Hai Anh (middle), artist Pauline Guitton (left) and director Viet Linh, the main character in the novel Living at the book launch in Hanoi - Photo: T.DIEU
In early 2024, surpassing many French-language illustrated books, Song won the Prix du Jury oecuménique de la BD 2024. The book was released in Vietnamese by Kim Dong Publishing House.
What made the first work written about history and war by two young Vietnamese and French girls overcome conventional limits and "prejudices" to conquer both French and Vietnamese readers?
Returning to the country is returning to the mother
Living tells two parallel stories between the peaceful present and the war-torn past from the perspective of a daughter born into a Vietnamese family in France, curious about her origins and her mother's glorious past.
And whether present or past, whether war or peace, whether French or Vietnamese culture, it is told from a unique perspective, both universal and very personal. War in particular is seen from a very human perspective.

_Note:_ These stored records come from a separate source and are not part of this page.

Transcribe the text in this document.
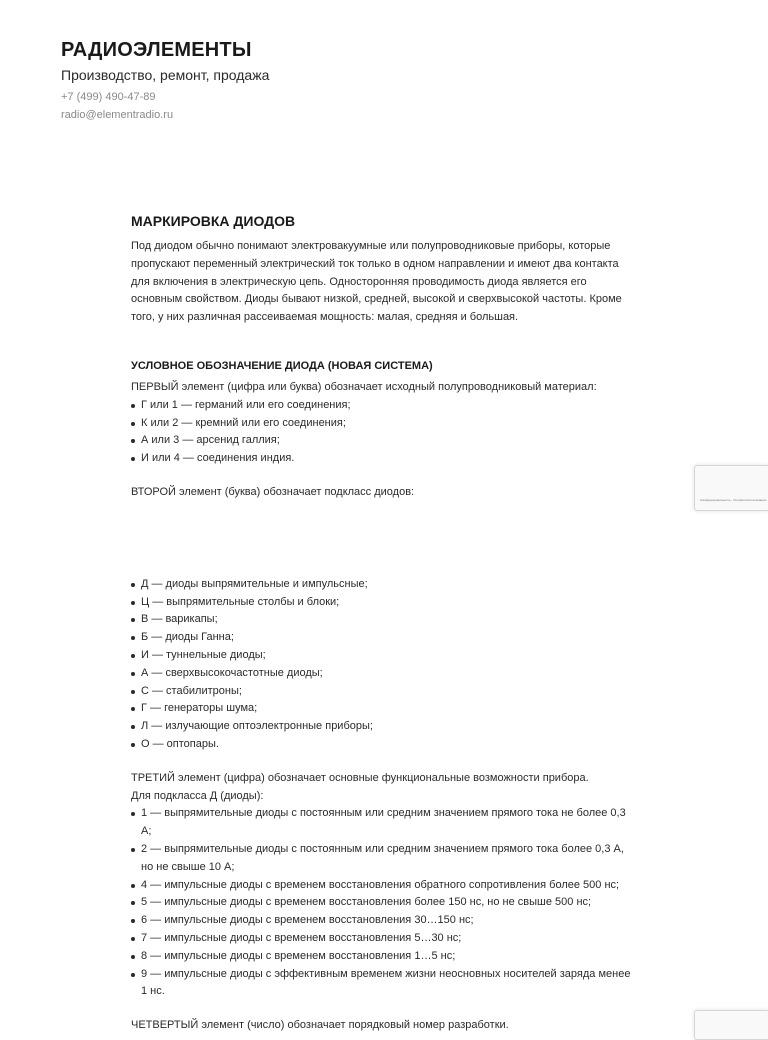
РАДИОЭЛЕМЕНТЫ

Производство, ремонт, продажа

+7 (499) 490-47-89
radio@elementradio.ru
МАРКИРОВКА ДИОДОВ

Под диодом обычно понимают электровакуумные или полупроводниковые приборы, которые пропускают переменный электрический ток только в одном направлении и имеют два контакта для включения в электрическую цепь. Односторонняя проводимость диода является его основным свойством. Диоды бывают низкой, средней, высокой и сверхвысокой частоты. Кроме того, у них различная рассеиваемая мощность: малая, средняя и большая.

УСЛОВНОЕ ОБОЗНАЧЕНИЕ ДИОДА (НОВАЯ СИСТЕМА)

ПЕРВЫЙ элемент (цифра или буква) обозначает исходный полупроводниковый материал:

Г или 1 — германий или его соединения;
К или 2 — кремний или его соединения;
А или 3 — арсенид галлия;
И или 4 — соединения индия.

ВТОРОЙ элемент (буква) обозначает подкласс диодов:

Д — диоды выпрямительные и импульсные;
Ц — выпрямительные столбы и блоки;
В — варикапы;
Б — диоды Ганна;
И — туннельные диоды;
А — сверхвысокочастотные диоды;
С — стабилитроны;
Г — генераторы шума;
Л — излучающие оптоэлектронные приборы;
О — оптопары.

ТРЕТИЙ элемент (цифра) обозначает основные функциональные возможности прибора.

Для подкласса Д (диоды):

1 — выпрямительные диоды с постоянным или средним значением прямого тока не более 0,3 А;
2 — выпрямительные диоды с постоянным или средним значением прямого тока более 0,3 А, но не свыше 10 А;
4 — импульсные диоды с временем восстановления обратного сопротивления более 500 нс;
5 — импульсные диоды с временем восстановления более 150 нс, но не свыше 500 нс;
6 — импульсные диоды с временем восстановления 30…150 нс;
7 — импульсные диоды с временем восстановления 5…30 нс;
8 — импульсные диоды с временем восстановления 1…5 нс;
9 — импульсные диоды с эффективным временем жизни неосновных носителей заряда менее 1 нс.

ЧЕТВЕРТЫЙ элемент (число) обозначает порядковый номер разработки.

Конфиденциальность - Условия использования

Hai Anh is the daughter of female director Viet Linh, born in France. In 2020, after obtaining a master's degree in cultural economics and then a degree in cinema, Hai Anh moved to live in Ho Chi Minh City.
The return, the desire to learn about the country, the origin urged Hai Anh to write the first book about his famous mother, during the 7 years from 1969-1975, when she (Linh) lived in the war zone to learn filmmaking, filmed war films, until becoming a famous director in the post-war period.
A mother of a daughter born and raised in a different culture than her own.
War is like that
The graphic novel is like a movie that is staged between the past and the present, allowing people to explore war and the ideals of an entire era from a feminine perspective, from the stories mothers tell their daughters.
War is not about fierce battles, victories or pain, but about a soldier named Nam who is in love and leaves his unit to visit his lover.
The story of little Linh in her early days in the war zone, miserable because of meetings criticizing "petty bourgeois" ways.
It's about the vegetable gardens grown in the forest by the film crew. It's even about the hardships and shame women face during their menstrual periods.
By going back into her mother's past and learning about each pain, Hai Anh finally understood her mother better, loved her mother and her homeland more.